Designing a Dual-Audience Product Landing Page System
This portfolio piece documents the design of a dual-audience product landing page system built for a functional wellness brand.
While this project was implemented within an ecommerce environment, this work is not best understood as marketing execution. This is an applied design and human-centred systems project focused on information hierarchy, decision clarity, and supporting different mental models within a single product experience.
The core challenge was not traffic or messaging. It was sensemaking.
One Product, Many Contexts
A single product needed to make sense across multiple real-world contexts:
paid media, where people arrived with high intent but limited background
in-store QR scans, where pricing and promotions for brand channels could not be shown
retailer education and training environments
organic search, where people were researching over time
Each context came with different expectations, constraints, and levels of readiness.
Designing for an “average user” would have failed everyone. What was needed instead was a structure that could orient people quickly, allow depth without forcing it, and remain useful even when no transaction was possible.
This was a design problem, not a persuasion problem.
Orientation Before Persuasion
Each landing page was designed to ground people first.
The experience began with a clear banner and headline that answered a simple question: What is this product, and why might it matter? Supporting context followed immediately, establishing credibility without urgency or hype.
The goal at the top of the page was not conversion. It was orientation.
Many visitors arrived with intent but little context. Providing clarity upfront reduced cognitive strain and made it possible to continue exploring at their own pace.
Layered Information, Not Overload
Information was structured deliberately and progressively.
Each page followed a consistent pattern:
a clear product preview
one primary differentiator
a small set of concise call-outs focused on formulation, absorption, convenience, and suitability
optional deeper detail for those who wanted it
Nothing was hidden, and nothing was forced. People could skim or go deeper without penalty.
This approach respected different reading styles, energy levels, and needs. Someone seeking reassurance could stop early. Someone looking for evidence could continue.
Depth When Needed, Calm by Default
Highly detailed information, such as full nutritional breakdowns, were made available through optional interactions rather than embedded directly in the main flow.
This allowed the page to stay readable and calm while still supporting transparency and trust. The system did not reward speed or punish caution.

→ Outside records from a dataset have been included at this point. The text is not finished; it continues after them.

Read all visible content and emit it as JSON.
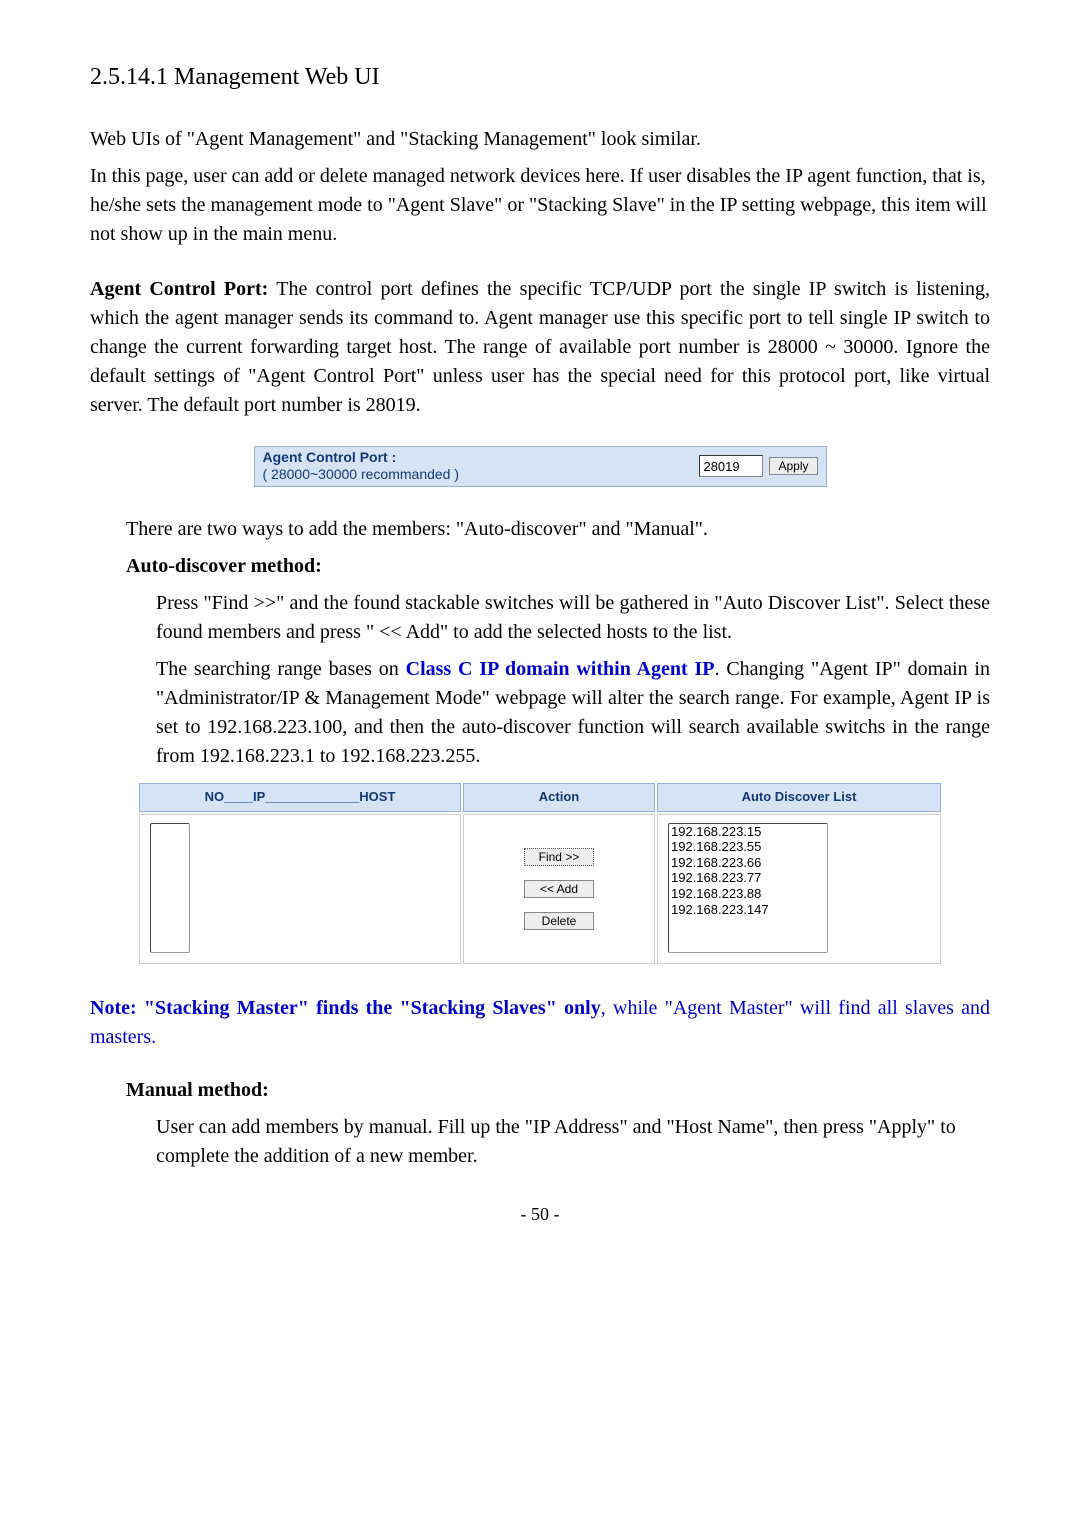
{
  "heading": "2.5.14.1 Management Web UI",
  "para1": "Web UIs of \"Agent Management\" and \"Stacking Management\" look similar.",
  "para2": "In this page, user can add or delete managed network devices here. If user disables the IP agent function, that is, he/she sets the management mode to \"Agent Slave\" or \"Stacking Slave\" in the IP setting webpage, this item will not show up in the main menu.",
  "para3_bold": "Agent Control Port:",
  "para3_body": " The control port defines the specific TCP/UDP port the single IP switch is listening, which the agent manager sends its command to. Agent manager use this specific port to tell single IP switch to change the current forwarding target host. The range of available port number is 28000 ~ 30000. Ignore the default settings of \"Agent Control Port\" unless user has the special need for this protocol port, like virtual server. The default port number is 28019.",
  "port_figure": {
    "label_line1": "Agent Control Port :",
    "label_line2": "( 28000~30000 recommanded )",
    "value": "28019",
    "apply": "Apply"
  },
  "para4": "There are two ways to add the members: \"Auto-discover\" and \"Manual\".",
  "auto_head": "Auto-discover method:",
  "auto_p1": "Press \"Find >>\" and the found stackable switches will be gathered in \"Auto Discover List\". Select these found members and press \" << Add\" to add the selected hosts to the list.",
  "auto_p2_a": "The searching range bases on ",
  "auto_p2_link": "Class C IP domain within Agent IP",
  "auto_p2_b": ". Changing \"Agent IP\" domain in \"Administrator/IP & Management Mode\" webpage will alter the search range. For example, Agent IP is set to 192.168.223.100, and then the auto-discover function will search available switchs in the range from 192.168.223.1 to 192.168.223.255.",
  "discover": {
    "h_noip": "NO____IP_____________HOST",
    "h_action": "Action",
    "h_auto": "Auto Discover List",
    "btn_find": "Find >>",
    "btn_add": "<< Add",
    "btn_delete": "Delete",
    "list": [
      "192.168.223.15",
      "192.168.223.55",
      "192.168.223.66",
      "192.168.223.77",
      "192.168.223.88",
      "192.168.223.147"
    ]
  },
  "note_bold": "Note: \"Stacking Master\" finds the \"Stacking Slaves\" only",
  "note_rest": ", while \"Agent Master\" will find all slaves and masters.",
  "manual_head": "Manual method:",
  "manual_p1": "User can add members by manual. Fill up the \"IP Address\" and \"Host Name\", then press \"Apply\" to complete the addition of a new member.",
  "pagenum": "- 50 -"
}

People were allowed to take the time they needed.
Trust Introduced After Understanding
Testimonials, quality standards, and credibility signals were introduced later in the experience, once people had enough context to evaluate them meaningfully.
Rather than leading with persuasion, trust was built gradually through clarity, consistency, and plain-language standards grouped in one place.
Education & Community as Part of the System
Education and community were treated as part of the product experience, not as separate content.
Each landing page connected outward to relevant educational posts, community-generated recipes, and video explanations. These links supported learning and re-entry rather than pushing toward purchase.
The landing page functioned as one node within a broader ecosystem, not a dead end.
Designing for Retail Without Breaking Trust
In retail contexts, these same landing pages were adapted to remove pricing and promotions entirely.
The structure remained intact, but transactional elements were intentionally absent. This allowed the pages to function in-store, in training environments, and alongside retailer pricing without undermining trust or autonomy.
One system served multiple environments without fragmenting the experience.
A System, Not a One-Off Page
This structure was applied consistently across a large and complex catalog, including bundled products designed by clinical practitioners that required additional explanation.
What was built was not a collection of individual pages, but a repeatable system that scaled across products and contexts while remaining coherent without constant intervention.
Clarity was treated as a safety feature, not a performance tactic.
Why This Work Matters
When one system serves multiple audiences, lack of clarity shows up quickly. Good design does not remove complexity. It organizes it.
This project reinforced that effective design:
respects different mental models
reduces cognitive load
allows people to decide when they are ready
supports understanding before action
The result was not a “high-converting” page, but a calmer, more legible product experience that held up across real-world conditions.
This is the kind of work I want to continue doing: designing systems that support people as they are, not as systems wish them to be.